La Corte Suprema de Estados Unidos rechazó el intento del presidente Donald Trump de restringir el derecho a la ciudadanía por nacimiento y declaró inconstitucional el decreto que buscaba negar ese beneficio a niños nacidos en territorio estadounidense de padres que se encontraran en el país de manera irregular o con determinados permisos temporales.

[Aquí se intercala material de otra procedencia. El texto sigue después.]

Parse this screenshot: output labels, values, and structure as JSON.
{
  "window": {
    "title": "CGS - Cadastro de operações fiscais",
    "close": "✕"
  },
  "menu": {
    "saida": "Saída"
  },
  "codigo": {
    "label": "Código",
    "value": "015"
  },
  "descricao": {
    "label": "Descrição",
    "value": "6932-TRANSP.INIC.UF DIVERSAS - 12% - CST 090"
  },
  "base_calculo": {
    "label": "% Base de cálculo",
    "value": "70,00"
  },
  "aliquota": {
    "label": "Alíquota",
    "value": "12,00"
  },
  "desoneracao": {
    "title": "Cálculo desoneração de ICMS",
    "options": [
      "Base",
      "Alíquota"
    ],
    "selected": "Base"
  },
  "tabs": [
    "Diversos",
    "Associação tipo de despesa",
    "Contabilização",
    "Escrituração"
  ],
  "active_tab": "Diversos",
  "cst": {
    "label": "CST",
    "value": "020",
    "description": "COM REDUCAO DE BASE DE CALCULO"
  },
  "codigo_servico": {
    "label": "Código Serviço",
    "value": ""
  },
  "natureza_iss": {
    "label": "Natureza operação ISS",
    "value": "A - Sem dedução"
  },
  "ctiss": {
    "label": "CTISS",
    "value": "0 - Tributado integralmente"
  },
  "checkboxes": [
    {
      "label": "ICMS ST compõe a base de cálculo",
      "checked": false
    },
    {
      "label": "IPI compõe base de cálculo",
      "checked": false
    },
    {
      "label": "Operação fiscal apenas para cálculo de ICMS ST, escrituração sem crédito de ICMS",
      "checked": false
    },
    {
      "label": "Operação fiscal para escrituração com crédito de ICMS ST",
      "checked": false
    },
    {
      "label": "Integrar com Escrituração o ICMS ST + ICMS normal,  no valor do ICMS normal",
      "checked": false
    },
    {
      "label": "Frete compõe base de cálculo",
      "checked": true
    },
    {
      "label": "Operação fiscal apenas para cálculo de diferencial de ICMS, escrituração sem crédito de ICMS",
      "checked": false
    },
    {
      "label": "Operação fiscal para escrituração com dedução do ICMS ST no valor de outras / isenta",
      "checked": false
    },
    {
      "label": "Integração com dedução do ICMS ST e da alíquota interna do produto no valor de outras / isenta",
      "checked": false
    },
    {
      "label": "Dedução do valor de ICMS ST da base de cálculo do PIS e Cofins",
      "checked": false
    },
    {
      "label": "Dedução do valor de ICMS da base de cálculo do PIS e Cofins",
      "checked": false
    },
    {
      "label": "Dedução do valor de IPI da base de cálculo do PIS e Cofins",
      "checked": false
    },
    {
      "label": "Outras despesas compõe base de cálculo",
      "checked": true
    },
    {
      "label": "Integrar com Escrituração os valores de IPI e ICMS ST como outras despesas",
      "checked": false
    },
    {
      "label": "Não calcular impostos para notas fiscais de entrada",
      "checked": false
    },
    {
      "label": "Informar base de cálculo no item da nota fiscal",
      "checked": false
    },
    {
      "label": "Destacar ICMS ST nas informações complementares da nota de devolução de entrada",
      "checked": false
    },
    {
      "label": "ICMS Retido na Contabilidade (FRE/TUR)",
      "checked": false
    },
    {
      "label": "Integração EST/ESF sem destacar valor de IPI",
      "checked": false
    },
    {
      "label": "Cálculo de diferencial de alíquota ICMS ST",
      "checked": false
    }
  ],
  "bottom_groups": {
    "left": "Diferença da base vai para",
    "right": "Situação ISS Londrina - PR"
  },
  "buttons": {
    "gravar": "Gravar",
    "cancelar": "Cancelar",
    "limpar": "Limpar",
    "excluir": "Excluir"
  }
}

En una decisión considerada histórica, el máximo tribunal resolvió el caso por 6 votos contra 3 y concluyó que la iniciativa impulsada por el mandatario republicano era incompatible con la Constitución, al sostener que vulneraba un derecho protegido desde hace más de 150 años.
El respaldo de la 14ª Enmienda
El presidente del tribunal, John Roberts, expresó en nombre de la mayoría: “La ciudadanía, entonces y ahora, era el derecho a tener derechos: a participar libremente en nuestra comunidad política. Los redactores de la Decimocuarta Enmienda extendieron esa promesa a ‘toda persona nacida libre en esta tierra’. Hoy mantenemos esa promesa”.
La garantía constitucional quedó establecida en la 14ª Enmienda, ratificada en 1868 tras la Guerra Civil para asegurar la ciudadanía a los esclavos liberados. Desde entonces, su aplicación se extendió a todas las personas nacidas en Estados Unidos o en sus territorios bajo su jurisdicción.
El texto constitucional establece que “todas las personas nacidas o naturalizadas en Estados Unidos, y sujetas a su jurisdicción, son ciudadanas de Estados Unidos y del Estado en el que residan”.
El decreto de Trump y su alcance
Al asumir su segundo mandato en enero de 2025, Donald Trump firmó una orden ejecutiva que disponía que los hijos nacidos en Estados Unidos de padres que permanecieran ilegalmente en el país o que contaran con visas temporales no obtendrían automáticamente la ciudadanía estadounidense.
La medida formaba parte de la amplia política migratoria impulsada por la administración republicana y representaba un desafío directo a la jurisprudencia vigente desde fines del siglo XIX. En el caso Wong Kim Ark, resuelto en 1898, la Justicia había determinado que el hijo nacido en Estados Unidos de ciudadanos chinos tenía derecho a la ciudadanía estadounidense.
Una medida que nunca llegó a aplicarse
Antes de la intervención de la Corte Suprema, al menos cuatro tribunales federales inferiores ya habían declarado inconstitucional el decreto, por lo que la disposición nunca entró en vigor en ninguna parte del país.
Según las estimaciones, la iniciativa habría afectado a unos 150.000 niños nacidos cada año en Estados Unidos de padres que no son ciudadanos.
Aunque la propuesta estuvo centrada en la inmigración irregular, las restricciones también alcanzaban a personas que residían legalmente en Estados Unidos, entre ellas estudiantes, solicitantes de la green card y extranjeros con distintos permisos migratorios temporales.
La Corte Suprema de Estados Unidos declaró inconstitucional el decreto impulsado por Donald Trump que buscaba restringir el acceso a la ciudadanía por nacimiento para hijos de inmigrantes en determinadas situaciones. El fallo, adoptado por 6 votos contra 3, ratificó la vigencia de la 14ª Enmienda y evitó que una medida que podía alcanzar a unos 150.000 niños por año entrara en vigor.
Seis votos alcanzaron para frenar una de las promesas más ambiciosas de Donald Trump en materia migratoria. La Corte Suprema de Estados Unidos le recordó que una orden ejecutiva no puede borrar con la manga una garantía constitucional que lleva más de siglo y medio escrita.
Era como intentar cambiar las reglas de un clásico cuando el segundo tiempo ya empezó. La Constitución seguía en la cancha mientras el decreto llegaba con la misma sutileza que un trámite urgente atendido por cinco ventanillas distintas y ninguna abierta.
La discusión no era menor. La ciudadanía por nacimiento quedó incorporada a la 14ª Enmienda después de la Guerra Civil para garantizar derechos a los esclavos liberados y, desde entonces, se convirtió en uno de los pilares del sistema constitucional estadounidense. Pretender modificar ese principio mediante un decreto presidencial era como querer remodelar un edificio histórico con cinta de embalar y optimismo institucional.
Los jueces no dejaron demasiado espacio para interpretaciones. El tribunal sostuvo que la medida resultaba flagrantemente inconstitucional y reafirmó que la promesa contenida en la enmienda continúa vigente para quienes nacen bajo la jurisdicción de Estados Unidos. El texto constitucional terminó pesando más que cualquier consigna de campaña.
El fallo también evitó que una decisión con impacto sobre unos 150.000 niños por año modificara décadas de jurisprudencia consolidada. A veces la política promete reescribir la historia. Después aparece la Constitución con el recibo de compra. Fin de la discusión.